Firstly, Foxconn’s production pivots on a flexible and available workforce. In the Czech Republic, it achieves flexibility by employing 40% of its workforce through temporary migrant agencies (paid €2-2.5 per hour compared to core workers who are paid €3-3.5 per hour). These workers – who we earlier met in their dormitories – are transported back to their countries of origin when work is scarce. Otherwise, they are given notice of their shifts at best a week in advance, at worst on the same day. In Turkey, where all the workers are employed directly, Foxconn achieves flexibility by varying the working hours from 30 to 60 per week, production needs depending. The shifts are between 10 and 12 hours – day or night – and workers receive details about their next shift about 24 hours before, by text message.

Secondly, in both countries, Foxconn’s strategy is to drive down labour costs. In the Czech Republic, in addition to cutting costs through temp agencies, savings are also found via the ‘fund-system for core workers on 12-hour shifts. These have to work a total of 930 hours in six months: they receive the same salary each month regardless of how many hours they worked above 930 yet end up ‘owing’ hours to Foxconn if they fail to meet the quota. In Turkey, Foxonn takes advantage of two government-run programmes to recruit workers as a means of driving down labour costs. The first provides internships for high school students (paid €100 a month for 3 days of work per week) and the second, funded by the government through local employment centres, involves apprenticeships geared towards unemployed people (paid between €7.5 and 9.3 per day for 8 hours of work). Current Turkish legislation also permits Foxconn to average out an individual’s working hours to 45 hours a week over a two-month period, allowing the firm to avoid paying overtime on a week-to-week basis.

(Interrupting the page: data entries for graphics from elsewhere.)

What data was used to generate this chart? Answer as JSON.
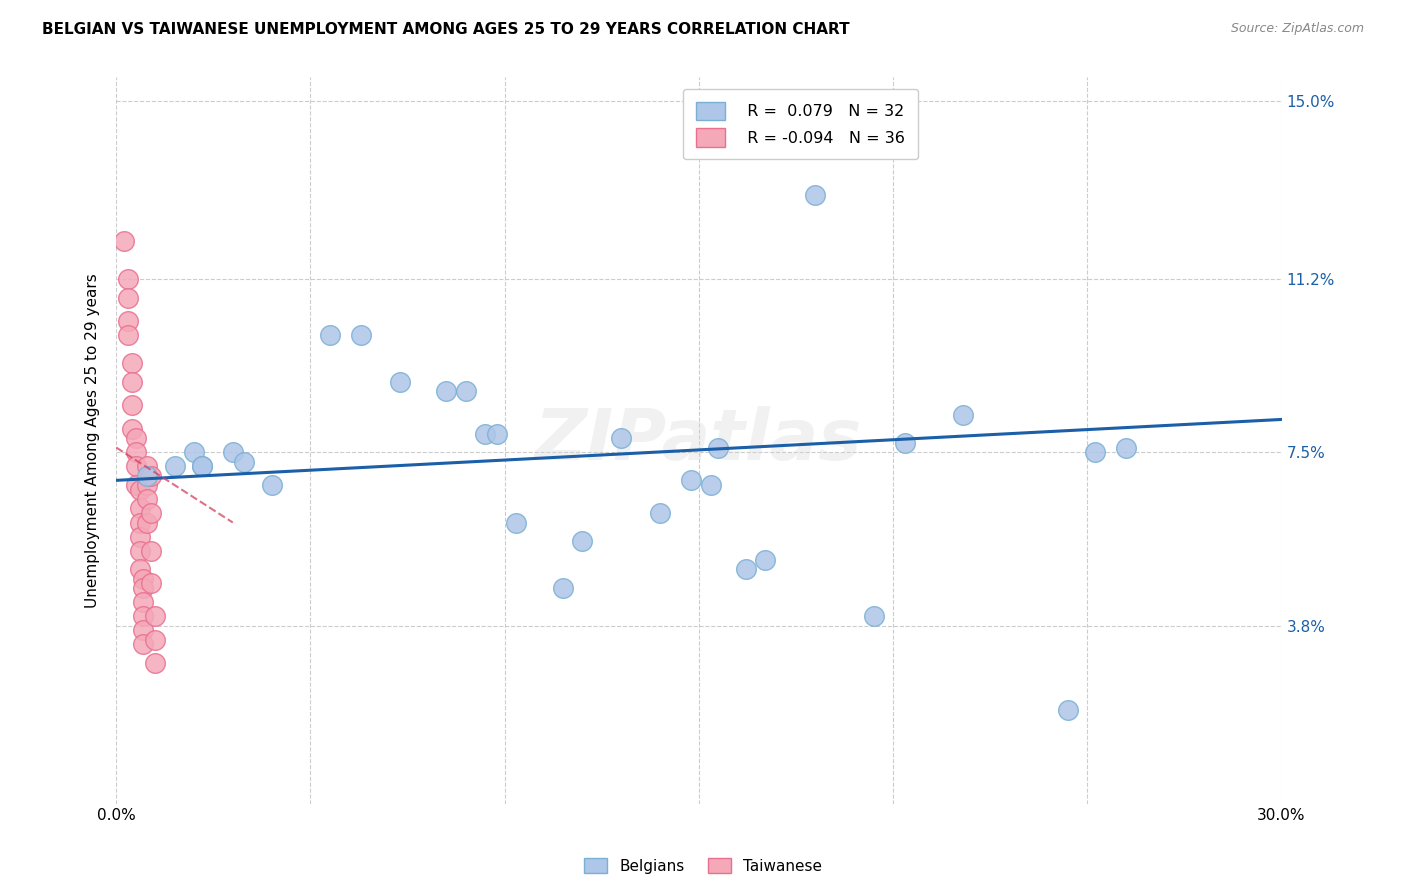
{
  "title": "BELGIAN VS TAIWANESE UNEMPLOYMENT AMONG AGES 25 TO 29 YEARS CORRELATION CHART",
  "source": "Source: ZipAtlas.com",
  "ylabel": "Unemployment Among Ages 25 to 29 years",
  "xlabel": "",
  "xlim": [
    0.0,
    0.3
  ],
  "ylim": [
    0.0,
    0.155
  ],
  "xticks": [
    0.0,
    0.05,
    0.1,
    0.15,
    0.2,
    0.25,
    0.3
  ],
  "xticklabels": [
    "0.0%",
    "",
    "",
    "",
    "",
    "",
    "30.0%"
  ],
  "ytick_vals": [
    0.038,
    0.075,
    0.112,
    0.15
  ],
  "ytick_labels": [
    "3.8%",
    "7.5%",
    "11.2%",
    "15.0%"
  ],
  "legend_r1": "R =  0.079",
  "legend_n1": "N = 32",
  "legend_r2": "R = -0.094",
  "legend_n2": "N = 36",
  "belgian_color": "#aec6e8",
  "taiwanese_color": "#f4a8b8",
  "belgian_edge": "#7ab0d4",
  "taiwanese_edge": "#e87090",
  "trendline_belgian_color": "#1a5fa8",
  "trendline_taiwanese_color": "#d44060",
  "belgians_x": [
    0.008,
    0.015,
    0.02,
    0.022,
    0.022,
    0.03,
    0.033,
    0.04,
    0.055,
    0.063,
    0.073,
    0.085,
    0.09,
    0.095,
    0.098,
    0.103,
    0.115,
    0.12,
    0.13,
    0.14,
    0.148,
    0.153,
    0.155,
    0.162,
    0.167,
    0.18,
    0.195,
    0.203,
    0.218,
    0.245,
    0.252,
    0.26
  ],
  "belgians_y": [
    0.07,
    0.072,
    0.075,
    0.072,
    0.072,
    0.075,
    0.073,
    0.068,
    0.1,
    0.1,
    0.09,
    0.088,
    0.088,
    0.079,
    0.079,
    0.06,
    0.046,
    0.056,
    0.078,
    0.062,
    0.069,
    0.068,
    0.076,
    0.05,
    0.052,
    0.13,
    0.04,
    0.077,
    0.083,
    0.02,
    0.075,
    0.076
  ],
  "taiwanese_x": [
    0.002,
    0.003,
    0.003,
    0.003,
    0.003,
    0.004,
    0.004,
    0.004,
    0.004,
    0.005,
    0.005,
    0.005,
    0.005,
    0.006,
    0.006,
    0.006,
    0.006,
    0.006,
    0.006,
    0.007,
    0.007,
    0.007,
    0.007,
    0.007,
    0.007,
    0.008,
    0.008,
    0.008,
    0.008,
    0.009,
    0.009,
    0.009,
    0.009,
    0.01,
    0.01,
    0.01
  ],
  "taiwanese_y": [
    0.12,
    0.112,
    0.108,
    0.103,
    0.1,
    0.094,
    0.09,
    0.085,
    0.08,
    0.078,
    0.075,
    0.072,
    0.068,
    0.067,
    0.063,
    0.06,
    0.057,
    0.054,
    0.05,
    0.048,
    0.046,
    0.043,
    0.04,
    0.037,
    0.034,
    0.072,
    0.068,
    0.065,
    0.06,
    0.07,
    0.062,
    0.054,
    0.047,
    0.04,
    0.035,
    0.03
  ],
  "watermark": "ZIPatlas",
  "bg_color": "#ffffff",
  "grid_color": "#cccccc",
  "belgian_trend_x0": 0.0,
  "belgian_trend_x1": 0.3,
  "belgian_trend_y0": 0.069,
  "belgian_trend_y1": 0.082,
  "taiwanese_trend_x0": 0.0,
  "taiwanese_trend_x1": 0.03,
  "taiwanese_trend_y0": 0.076,
  "taiwanese_trend_y1": 0.06
}
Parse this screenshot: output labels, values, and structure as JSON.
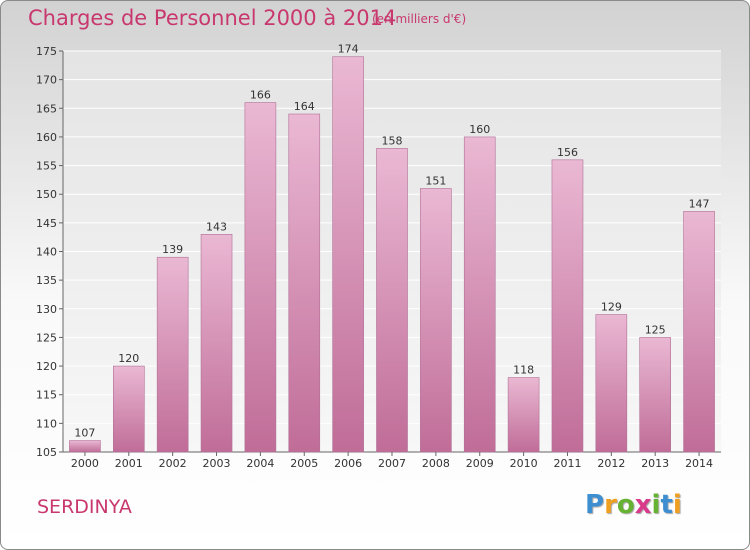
{
  "header": {
    "title": "Charges de Personnel 2000 à 2014",
    "unit": "(en milliers d'€)"
  },
  "footer": {
    "commune": "SERDINYA",
    "logo": [
      "P",
      "r",
      "o",
      "x",
      "i",
      "t",
      "i"
    ]
  },
  "colors": {
    "accent": "#c8386e",
    "bar_light": "#eab8d3",
    "bar_dark": "#c06d98",
    "logo": [
      "#3e8fd1",
      "#f0a020",
      "#66b232",
      "#d93a8c",
      "#66b232",
      "#3e8fd1",
      "#f0a020"
    ]
  },
  "chart_data": {
    "type": "bar",
    "title": "Charges de Personnel 2000 à 2014",
    "subtitle": "(en milliers d'€)",
    "xlabel": "",
    "ylabel": "",
    "categories": [
      "2000",
      "2001",
      "2002",
      "2003",
      "2004",
      "2005",
      "2006",
      "2007",
      "2008",
      "2009",
      "2010",
      "2011",
      "2012",
      "2013",
      "2014"
    ],
    "values": [
      107,
      120,
      139,
      143,
      166,
      164,
      174,
      158,
      151,
      160,
      118,
      156,
      129,
      125,
      147
    ],
    "ylim": [
      105,
      175
    ],
    "yticks": [
      105,
      110,
      115,
      120,
      125,
      130,
      135,
      140,
      145,
      150,
      155,
      160,
      165,
      170,
      175
    ],
    "grid": true
  }
}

Thirdly, both sets of operations are supported by the state, beyond the sanctions mentioned above. In the Czech Republic, Foxconn enjoyed a 10-year tax holiday and is also exempt from the EU’s high tariff barriers such as the 14 per cent import duty on LCD TVs. In Turkey, the factory is located in the European Free Zone close to the city of Çorlu, about 100 km from Istanbul. Here Foxconn is exempt from VAT and taxes on profit and wages on the condition that at least 85% of its produced goods are exported.

Finally, in both the Czech Republic and Turkey, the influence and reach of the trade unions is extremely limited. In the Czech Republic, the trade union is plant-based, but its levels of membership are low and they are forbidden from recruiting workers on the shop-floor. Furthermore, the union tends to only be concerned with issues concerning core workers, to the detriment of the migrant agency workers. In Turkey, trade unions are sector based and the only real kind of negotiation takes place within unionised factories. Having initially hired some unionised workers and following the strike of the Korean Daiyang factory in the European Free Zone, Foxconn management made workers gave up their union membership.

The research remains ongoing, with the next stage of our field work bringing us from the work of inter-national to that of inter-continental comparison. By extending the research to mainland China, we hope to make the global conditions of production even more visible. What our research is already showing is the need to move away from examining Foxconn within a single national framework as a means of investigating the global organisation of its production. We have organised a major workshop on the Forms of Labour in Europe and China: The Case of Foxconn which takes place on the 26-27 June 2014, at the University of Padua, towards this end.